Was I lying??
After three consecutive years of winning NaNoWriMo, I’ve decided to take a break this year. And I’m already missing it.
You may recall that November is the only month during the year that I produce a measureable amount of writing. Is this really a wise decision?
It’s not because I won’t have time for it–there’s never enough time for it–but I’ve always managed to squeeze it in.
The problem is that I have numerous fifty thousand word drafts of novels floating around, begging to be revised and completed. Why would I want to add one more draft to those haunting me?
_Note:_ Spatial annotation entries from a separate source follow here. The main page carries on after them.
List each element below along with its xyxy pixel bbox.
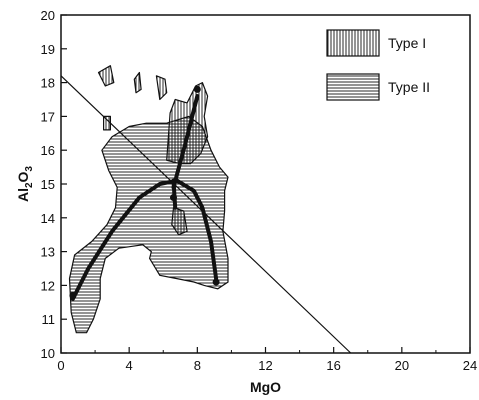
legend-label-type-2: Type II xyxy=(388,79,430,95)
legend-swatch-type-2 xyxy=(326,73,380,101)
x-axis-label: MgO xyxy=(250,379,281,395)
y-tick-label-13: 13 xyxy=(41,245,55,260)
y-tick-label-14: 14 xyxy=(41,211,55,226)
legend-item-type-1: Type I xyxy=(326,29,426,57)
region-type-1-type1-blob-d xyxy=(102,115,112,131)
trend-line-left xyxy=(70,178,179,301)
legend-label-type-1: Type I xyxy=(388,35,426,51)
plot-area xyxy=(60,65,352,354)
x-tick-label-4: 4 xyxy=(126,358,133,373)
y-tick-label-10: 10 xyxy=(41,346,55,361)
legend-swatch-type-1 xyxy=(326,29,380,57)
x-tick-label-20: 20 xyxy=(395,358,409,373)
data-point-1 xyxy=(170,194,177,201)
y-tick-label-20: 20 xyxy=(41,8,55,23)
data-point-2 xyxy=(193,85,201,93)
trend-line-up xyxy=(171,94,200,190)
y-tick-label-17: 17 xyxy=(41,109,55,124)
x-tick-label-0: 0 xyxy=(57,358,64,373)
y-axis: 10 11 12 13 14 15 16 17 18 19 20 xyxy=(41,8,67,361)
legend-item-type-2: Type II xyxy=(326,73,430,101)
y-tick-label-11: 11 xyxy=(42,312,56,327)
x-axis: 0 4 8 12 16 20 24 xyxy=(57,347,477,373)
trend-line-right xyxy=(174,178,219,281)
y-axis-label-sub-2: 2 xyxy=(24,182,35,188)
x-tick-label-24: 24 xyxy=(463,358,477,373)
y-tick-label-16: 16 xyxy=(41,143,55,158)
y-tick-label-19: 19 xyxy=(41,42,55,57)
data-point-0 xyxy=(69,292,77,299)
data-point-3 xyxy=(212,278,220,286)
region-type-1-type1-blob-e xyxy=(171,207,188,236)
region-type-1-type1-blob-c xyxy=(155,75,168,101)
y-axis-label-o: O xyxy=(15,171,31,182)
y-axis-label: Al2O3 xyxy=(15,166,35,202)
legend: Type I Type II xyxy=(326,29,430,101)
x-tick-label-16: 16 xyxy=(326,358,340,373)
region-type-2 xyxy=(68,115,229,334)
y-axis-label-al: Al xyxy=(15,188,31,202)
region-type-1-type1-blob-a xyxy=(97,65,115,87)
y-tick-label-15: 15 xyxy=(41,177,55,192)
region-type-1-type1-main xyxy=(166,81,209,165)
y-tick-label-18: 18 xyxy=(41,76,55,91)
region-type-1-type1-blob-b xyxy=(133,71,142,94)
y-axis-label-sub-3: 3 xyxy=(24,166,35,172)
x-tick-label-12: 12 xyxy=(258,358,272,373)
y-tick-label-12: 12 xyxy=(41,278,55,293)
x-tick-label-8: 8 xyxy=(194,358,201,373)
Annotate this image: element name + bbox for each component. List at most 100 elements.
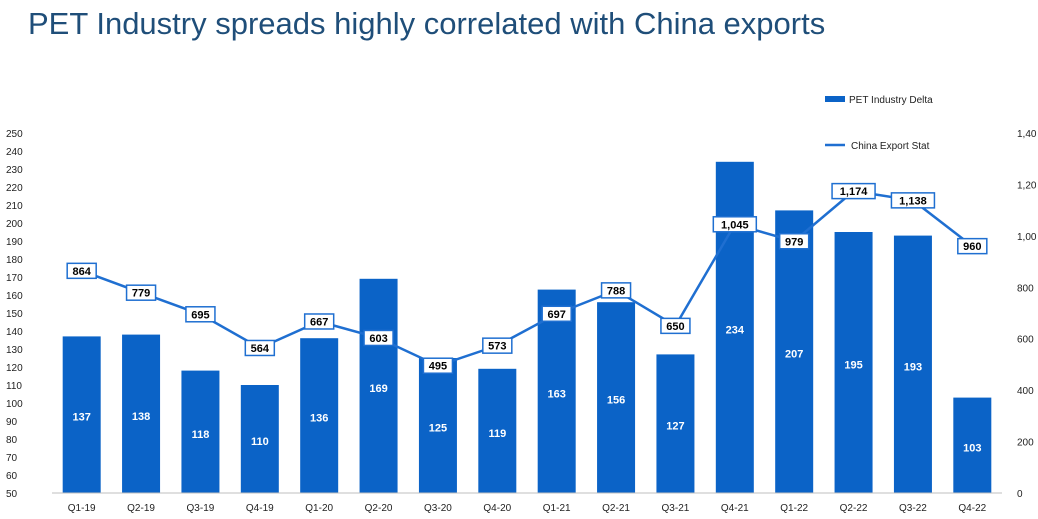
right-axis-tick: 800 [1017, 283, 1034, 294]
chart-title: PET Industry spreads highly correlated w… [28, 6, 826, 41]
bar-value-label: 156 [607, 395, 625, 407]
bar [418, 358, 457, 493]
bar [240, 385, 279, 493]
left-axis-tick: 230 [6, 165, 23, 176]
bar-value-label: 234 [726, 324, 745, 336]
bar-value-label: 137 [73, 412, 91, 424]
line-value-label: 667 [310, 316, 328, 328]
bar [537, 289, 576, 493]
x-axis-tick: Q4-21 [721, 503, 749, 514]
line-label-box [778, 233, 810, 250]
bar-value-label: 138 [132, 411, 150, 423]
line-label-box [660, 317, 691, 335]
right-axis-tick: 400 [1017, 386, 1034, 397]
line-label-box [831, 182, 876, 200]
left-axis-tick: 250 [6, 129, 23, 140]
line-label-box [244, 339, 276, 357]
left-axis-tick: 140 [6, 327, 23, 338]
right-axis-tick: 1,20 [1017, 180, 1037, 191]
x-axis-tick: Q2-21 [602, 503, 630, 514]
line-value-label: 779 [132, 288, 150, 300]
line-value-label: 695 [191, 309, 209, 321]
line-value-label: 960 [963, 241, 981, 253]
bar [775, 210, 814, 493]
left-axis-tick: 130 [6, 345, 23, 356]
x-axis-tick: Q4-19 [246, 503, 274, 514]
line-label-box [363, 329, 394, 347]
bar [359, 278, 398, 493]
x-axis-tick: Q2-20 [365, 503, 393, 514]
x-axis-tick: Q3-22 [899, 503, 927, 514]
bar [953, 397, 992, 493]
left-axis-tick: 100 [6, 399, 23, 410]
legend: PET Industry Delta China Export Stat [825, 95, 933, 152]
left-axis-tick: 180 [6, 255, 23, 266]
line-label-box [712, 216, 758, 233]
legend-label-line: China Export Stat [851, 141, 930, 152]
left-axis: 50 60 70 80 90 100 110 120 130 140 150 160 170 180 190… [6, 129, 23, 500]
line-value-label: 573 [488, 341, 506, 353]
line-value-label: 650 [666, 321, 684, 333]
line-label-box [303, 313, 335, 330]
line-label-box [422, 357, 454, 374]
left-axis-tick: 80 [6, 435, 18, 446]
bar-value-label: 195 [844, 360, 862, 372]
right-axis-tick: 1,40 [1017, 129, 1037, 140]
x-axis-tick: Q1-22 [780, 503, 808, 514]
bar-value-label: 119 [488, 428, 506, 440]
left-axis-tick: 210 [6, 201, 23, 212]
line-value-label: 564 [251, 343, 270, 355]
legend-label-bar: PET Industry Delta [849, 95, 933, 106]
line-value-label: 1,174 [840, 186, 868, 198]
bar [478, 368, 517, 493]
x-axis-tick: Q1-20 [305, 503, 333, 514]
bar [834, 232, 873, 493]
legend-swatch-bar [825, 96, 845, 102]
right-axis-tick: 1,00 [1017, 232, 1037, 243]
line-label-box [482, 337, 513, 354]
line-value-label: 788 [607, 285, 625, 297]
line-series: 864 779 695 564 667 603 495 573 697 788 650 1,045 97… [66, 182, 988, 374]
bar-value-label: 125 [429, 423, 447, 435]
line-label-box [125, 284, 157, 301]
left-axis-tick: 220 [6, 183, 23, 194]
x-axis-tick: Q1-19 [68, 503, 96, 514]
x-axis-tick: Q3-21 [662, 503, 690, 514]
line-label-box [957, 237, 988, 255]
line-label-box [66, 262, 97, 280]
line-label-box [185, 306, 216, 323]
line-value-label: 697 [548, 309, 566, 321]
bar-value-label: 193 [904, 361, 922, 373]
x-axis-tick: Q2-19 [127, 503, 155, 514]
bar-value-label: 127 [666, 421, 684, 433]
right-axis: 0 200 400 600 800 1,00 1,20 1,40 [1017, 129, 1037, 500]
bar-value-label: 169 [369, 383, 387, 395]
x-axis-tick: Q2-22 [840, 503, 868, 514]
left-axis-tick: 110 [6, 381, 22, 392]
bar [597, 302, 636, 493]
left-axis-tick: 200 [6, 219, 23, 230]
line-path [81, 189, 974, 368]
left-axis-tick: 70 [6, 453, 18, 464]
line-value-label: 979 [785, 236, 803, 248]
left-axis-tick: 170 [6, 273, 23, 284]
x-axis-tick: Q3-19 [187, 503, 215, 514]
x-axis-tick: Q4-20 [483, 503, 511, 514]
x-axis-tick: Q1-21 [543, 503, 571, 514]
bar-value-label: 136 [310, 413, 328, 425]
bar-value-label: 118 [192, 429, 210, 441]
line-value-label: 864 [73, 266, 92, 278]
line-value-label: 603 [369, 333, 387, 345]
line-value-label: 495 [429, 361, 447, 373]
bar-value-label: 103 [963, 442, 981, 454]
right-axis-tick: 200 [1017, 438, 1034, 449]
x-axis: Q1-19 Q2-19 Q3-19 Q4-19 Q1-20 Q2-20 Q3-20 Q4-20… [52, 492, 1002, 514]
left-axis-tick: 120 [6, 363, 23, 374]
bar-value-label: 163 [548, 388, 566, 400]
bar [656, 354, 695, 493]
bar [300, 338, 339, 493]
x-axis-tick: Q4-22 [958, 503, 986, 514]
bar-value-label: 110 [251, 436, 269, 448]
left-axis-tick: 60 [6, 471, 18, 482]
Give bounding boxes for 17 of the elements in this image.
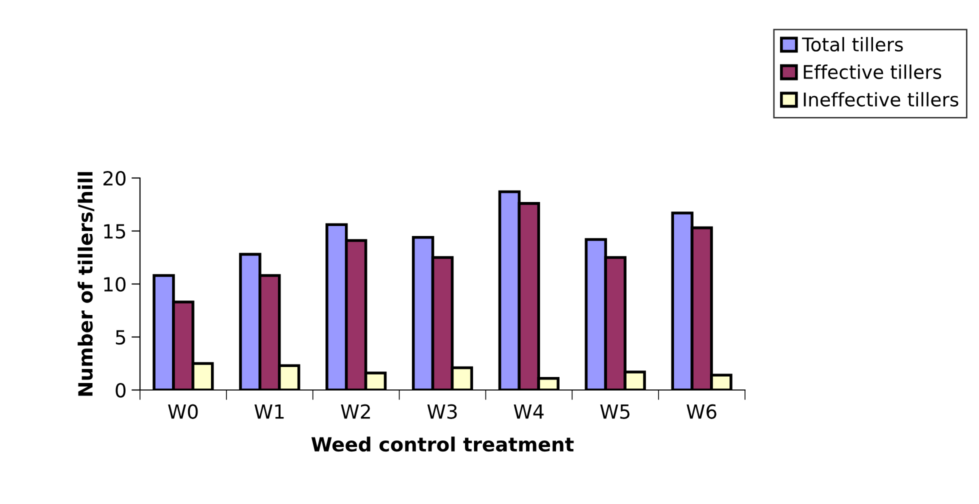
x-tick-label: W5 [600, 404, 630, 419]
x-tick-label: W6 [686, 404, 716, 419]
x-tick-label: W2 [340, 404, 370, 419]
y-tick-label: 10 [104, 276, 126, 292]
x-tick-label: W0 [168, 404, 198, 419]
x-tick-label: W1 [254, 404, 284, 419]
y-axis-title: Number of tillers/hill [78, 172, 94, 396]
x-tick-label: W4 [514, 404, 544, 419]
y-tick-label: 15 [104, 224, 126, 239]
legend-label: Ineffective tillers [804, 92, 958, 107]
y-tick-label: 5 [116, 330, 126, 345]
x-axis-title: Weed control treatment [311, 436, 574, 452]
legend-label: Effective tillers [804, 64, 942, 80]
legend-label: Total tillers [802, 37, 903, 52]
y-tick-label: 0 [116, 382, 126, 398]
y-tick-label: 20 [103, 170, 126, 186]
x-tick-label: W3 [427, 404, 457, 419]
In 2014 my NaNoWriMo novel was It Takes a Village Store. I couldn’t remember what it was about so I quickly scanned it. Ahhh…Anne, Olivia, Christian, Emily, George, Mae. I remember them. In 2015 my NaNoWriMo was Full Circle. Anne, Olivia, Christian, Emily, George, Mae. In 1986 (I kid you not) I started Anne, which remains a work in progress. Anne, Olivia, Christian, Jeff, George, Mae.
As they are populated by the (mostly) same cast of characters, what if I eliminate all of the unnecessary stuff from each of them and create one complete novel? Wouldn’t it be wonderful if that’s all I had to do? Wouldn’t I feel like a real author if I spent November doing that instead of writing a new story with a new cast of characters?
Of course I would. But. For me, there’s something magical about NaNoWriMo. It’s more than thirty days of focusing just on word count. It’s thirty days of creating lives, places, relationships, action. Without anyone criticizing my sentence structure, my choice of words, my story arc. It’s the freedom to get swept away by my characters, to ride the wave of my story, to float back to shore at midnight on November thirtieth, fifty thousand words richer.
If you’ve been following my posts, you might be wondering what happened to the murder mystery trilogy I bragged about recently. Oh, that trilogy, using the same rough drafts listed above. And adding Gabby, my 2016 NaNo winner, and Claire, my loser.
Confused?? Yeah, me, too. Maybe the best of use of November is figuring out what I am going to do with all of those drafts I have spent years crafting. With any luck, that might include producing one completed novel.
Finally, in a 2015 post, this is what I had to say about what I learned from NaNoWriMo that year: …I am able to write regardless of the circumstances. I don’t need the perfect chair…or to be in the mood to write. I can even write while indulging in (gulp) Hallmark holiday movies…Another lesson has been that it isn’t that hard to whip out a lot of words if I’m prepared to also whip out a lot of revising. In the future. Revising that I’m actually looking forward to doing. Not lying.